Taxing non-profits shifted into reverse Monday, as Penticton council backtracked on a decision that would drive 10 organizations to pay 2012 property taxes — although one suspects it won’t be the last time the city heads down this road.
Council rescinded third reading of the permissive tax exemptions bylaw passed in mid-September and amended the budget to cover the $238,986.39 in approximate assessments to 10 organizations.
Penticton and District Society for Community Living executive director Tony Laing said he was “relieved” over council’s decision, as his group had received a tax notice for $57,000 from the city, which would have meant cuts to services and programs.
“In 40 years, I haven’t had to pay taxes here on my property at 180 Industrial,” he said, adding that renegotiating tax increases into his contracts with provincial giants like Interior Health and B.C. Housing won’t get far. “I’m in negotiations where they’re questioning $300. I have a $50,000 a month budget, and I’m getting questions of $300 a year. That’s how tight our negotiations are.”
The relief is tempered with frustration over the exercise, he said, and knowing that the issue is bound to resurface.
“I expect that we’ll be going down this road next year, every year, from now on,” Laing said, adding that he is already planning a comprehensive application for next summer that details for city staff the financial demands on his organization in addition to the implications of charging taxes.

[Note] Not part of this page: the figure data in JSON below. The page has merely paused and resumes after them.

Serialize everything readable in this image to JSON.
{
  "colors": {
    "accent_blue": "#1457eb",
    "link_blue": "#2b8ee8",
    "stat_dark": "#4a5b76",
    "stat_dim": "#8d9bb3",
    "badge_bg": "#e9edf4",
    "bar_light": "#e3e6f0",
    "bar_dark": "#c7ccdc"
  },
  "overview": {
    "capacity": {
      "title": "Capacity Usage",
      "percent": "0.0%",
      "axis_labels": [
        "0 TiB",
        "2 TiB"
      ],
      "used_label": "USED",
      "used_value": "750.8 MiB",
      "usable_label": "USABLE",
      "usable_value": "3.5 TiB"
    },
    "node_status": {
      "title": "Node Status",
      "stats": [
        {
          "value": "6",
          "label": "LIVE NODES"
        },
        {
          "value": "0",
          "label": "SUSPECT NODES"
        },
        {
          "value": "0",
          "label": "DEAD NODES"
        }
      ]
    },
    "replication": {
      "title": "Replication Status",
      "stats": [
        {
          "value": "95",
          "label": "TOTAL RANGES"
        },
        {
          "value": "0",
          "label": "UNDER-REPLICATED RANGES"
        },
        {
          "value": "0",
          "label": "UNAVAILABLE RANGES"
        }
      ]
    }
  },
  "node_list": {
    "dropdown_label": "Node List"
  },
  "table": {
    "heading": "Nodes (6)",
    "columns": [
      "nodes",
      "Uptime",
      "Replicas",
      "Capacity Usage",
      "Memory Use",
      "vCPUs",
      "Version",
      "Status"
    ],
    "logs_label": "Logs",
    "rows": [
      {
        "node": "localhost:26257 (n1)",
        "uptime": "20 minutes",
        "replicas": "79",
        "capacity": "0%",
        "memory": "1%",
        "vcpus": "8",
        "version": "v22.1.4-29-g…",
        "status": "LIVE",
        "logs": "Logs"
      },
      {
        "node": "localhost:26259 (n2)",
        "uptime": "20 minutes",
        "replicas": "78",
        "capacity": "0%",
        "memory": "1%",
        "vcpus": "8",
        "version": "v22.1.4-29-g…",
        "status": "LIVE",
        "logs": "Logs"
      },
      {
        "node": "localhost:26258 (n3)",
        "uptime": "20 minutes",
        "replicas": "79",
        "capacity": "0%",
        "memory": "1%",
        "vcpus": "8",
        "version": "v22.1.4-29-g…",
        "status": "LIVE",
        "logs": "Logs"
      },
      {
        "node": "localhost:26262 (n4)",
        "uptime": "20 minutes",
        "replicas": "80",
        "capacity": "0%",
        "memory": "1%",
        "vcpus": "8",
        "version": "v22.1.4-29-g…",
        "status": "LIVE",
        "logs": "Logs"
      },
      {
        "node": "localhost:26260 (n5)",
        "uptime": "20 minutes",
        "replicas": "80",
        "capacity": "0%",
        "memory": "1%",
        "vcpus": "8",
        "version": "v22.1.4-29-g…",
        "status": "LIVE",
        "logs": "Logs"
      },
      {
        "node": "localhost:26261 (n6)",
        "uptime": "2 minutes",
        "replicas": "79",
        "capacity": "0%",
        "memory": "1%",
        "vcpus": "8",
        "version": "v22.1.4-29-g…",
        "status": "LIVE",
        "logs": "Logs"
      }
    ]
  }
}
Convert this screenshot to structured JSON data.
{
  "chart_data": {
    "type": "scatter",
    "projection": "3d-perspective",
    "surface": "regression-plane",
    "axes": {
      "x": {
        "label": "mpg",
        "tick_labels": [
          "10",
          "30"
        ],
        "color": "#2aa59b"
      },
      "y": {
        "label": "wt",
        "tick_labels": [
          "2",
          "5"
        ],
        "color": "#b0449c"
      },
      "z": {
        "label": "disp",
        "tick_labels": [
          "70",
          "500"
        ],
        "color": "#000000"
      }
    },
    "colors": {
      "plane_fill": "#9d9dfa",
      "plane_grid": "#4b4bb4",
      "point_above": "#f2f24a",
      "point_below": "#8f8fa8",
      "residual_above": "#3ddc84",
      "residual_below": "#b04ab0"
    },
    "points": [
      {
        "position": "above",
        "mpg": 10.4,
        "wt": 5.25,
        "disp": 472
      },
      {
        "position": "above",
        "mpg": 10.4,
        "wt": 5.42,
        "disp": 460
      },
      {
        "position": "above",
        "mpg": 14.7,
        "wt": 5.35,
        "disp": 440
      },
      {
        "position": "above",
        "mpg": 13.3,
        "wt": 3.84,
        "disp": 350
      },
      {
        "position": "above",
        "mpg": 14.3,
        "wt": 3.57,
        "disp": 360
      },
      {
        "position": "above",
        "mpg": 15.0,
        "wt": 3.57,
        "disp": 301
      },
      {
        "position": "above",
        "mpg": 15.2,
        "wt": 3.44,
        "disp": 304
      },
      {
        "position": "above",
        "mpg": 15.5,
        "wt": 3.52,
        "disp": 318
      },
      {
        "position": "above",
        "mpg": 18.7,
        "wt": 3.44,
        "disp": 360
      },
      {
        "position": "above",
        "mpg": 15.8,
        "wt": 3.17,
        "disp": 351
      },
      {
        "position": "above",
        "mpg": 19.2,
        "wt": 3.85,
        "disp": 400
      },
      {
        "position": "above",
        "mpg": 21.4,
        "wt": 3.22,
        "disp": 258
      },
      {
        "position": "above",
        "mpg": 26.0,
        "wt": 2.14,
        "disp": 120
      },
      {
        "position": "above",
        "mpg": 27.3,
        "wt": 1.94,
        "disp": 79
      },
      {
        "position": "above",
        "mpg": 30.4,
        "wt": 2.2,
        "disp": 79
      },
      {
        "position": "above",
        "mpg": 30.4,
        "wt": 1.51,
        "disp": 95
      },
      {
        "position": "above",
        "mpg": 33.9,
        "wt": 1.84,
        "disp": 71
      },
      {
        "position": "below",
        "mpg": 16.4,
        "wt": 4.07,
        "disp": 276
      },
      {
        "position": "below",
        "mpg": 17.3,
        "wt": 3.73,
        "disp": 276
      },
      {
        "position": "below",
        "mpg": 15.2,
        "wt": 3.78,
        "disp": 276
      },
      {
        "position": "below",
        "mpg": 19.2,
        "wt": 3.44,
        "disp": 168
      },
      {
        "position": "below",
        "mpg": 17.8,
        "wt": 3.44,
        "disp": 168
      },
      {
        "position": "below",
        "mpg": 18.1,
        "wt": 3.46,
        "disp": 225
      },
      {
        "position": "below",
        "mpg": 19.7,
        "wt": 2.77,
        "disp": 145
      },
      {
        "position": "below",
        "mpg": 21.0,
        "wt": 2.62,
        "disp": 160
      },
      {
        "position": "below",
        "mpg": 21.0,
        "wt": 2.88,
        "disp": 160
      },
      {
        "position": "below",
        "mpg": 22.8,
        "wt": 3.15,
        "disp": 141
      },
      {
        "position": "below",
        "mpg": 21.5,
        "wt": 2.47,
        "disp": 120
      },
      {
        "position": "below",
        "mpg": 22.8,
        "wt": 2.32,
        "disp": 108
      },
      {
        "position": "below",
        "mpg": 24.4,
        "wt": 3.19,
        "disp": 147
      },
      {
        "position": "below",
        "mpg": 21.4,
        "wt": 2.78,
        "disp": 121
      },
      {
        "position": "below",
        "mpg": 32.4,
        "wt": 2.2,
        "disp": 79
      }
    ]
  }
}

“There needs to be a lot more detailed discussion with individual groups rather than having a global policy,” he said. “For us and the city, it’s an exercise in futility. There’s no political will to do this.”
Each year, municipalities can exempt land or improvements from taxation. City policy gives first priority to groups showing a working capital of $100,000 or less, and other organizations can be approved if they demonstrate financial need. All told, 25 applications were denied in September.
Ten appeals, however, came to the city as a result, many from high-profile non-profit organizations in the community: The Army Navy Air Force Veterans, the Salvation Army, the Penticton and District Community Resources Society, the B.C. SPCA, the Penticton Golf Club, Penticton Seniors Drop-In Centre Society, Penticton and District Society for Community Living, Penticton and Wine Country Chamber of Commerce, VQA Wine Information Centre and South Okanagan Similkameen Brain Injury Society.
Angela Campbell, city revenue supervisor, said Monday that the first change to be made was to include the Salvation Army, which had been “mistakenly” left out. The total levied to the Salvation Army governing council was approximated at $5,235.57.
The remaining organizations could alternately be afforded a 25 to 90 per cent allowable exemption, according to the report.
“Part of the problem is that they do not let us know what these funds are going to,” Coun. John Vassilaki said, adding he feels assured the balance is meant to cover the non-profits’ payments.
Campbell said that she did consider organizations that provided statements with caveats that stipulated what contractual obligations were to be paid.
“These are organizations where grants come and go,” Mayor Dan Ashton said, adding that charging organizations tax when they’re about to meet contractual obligations unduly penalizes them.
Ashton said the city has “to be a little more forthcoming” in dealing with organizations, to ensure decisions are communicated clearly and the requirements for tax exemptions are made clear.
“Times are very tough and are very tough right now, and without these organizations, it would be worse. I’m having great misgivings with this at this point in time,” he said, noting in future he’d like to see staff “working in solidarity with these agencies to make it more palatable” to go through the process.
The vote was not unanimous, however, with councillors Mike Pearce and Andrew Jakubeit voting against the motion.
Jakubeit said Tuesday given other Okanagan municipalities don’t offer permissive tax exemptions, he would have preferred to share a portion of the tax burden with non-profits.
“I kind of thought we could have staggered it a bit and given them a 90 per cent exemption. That 10 per cent wouldn’t have been a burden,” he said. “Some of these business operations fund the good work that they do. It’s a delicate question.”
Pearce said Tuesday he was hoping for a compromise in the range of 25 per cent.
“There isn’t a group in the world that isn’t meritorious, and I recognize that,” he said, adding that Kelowna gives less in terms of tax exemptions. “The issue becomes how much the general taxpayer has to give up to these groups.”
Laing, however, said the city shouldn’t compare itself to other communities.
“Two wrongs don’t make a right. Just because the other cities are putting the squeeze on the non-profits, doesn’t mean Penticton should,” he said, adding that budget shortfalls can’t be made up from a half-dozen organizations in town.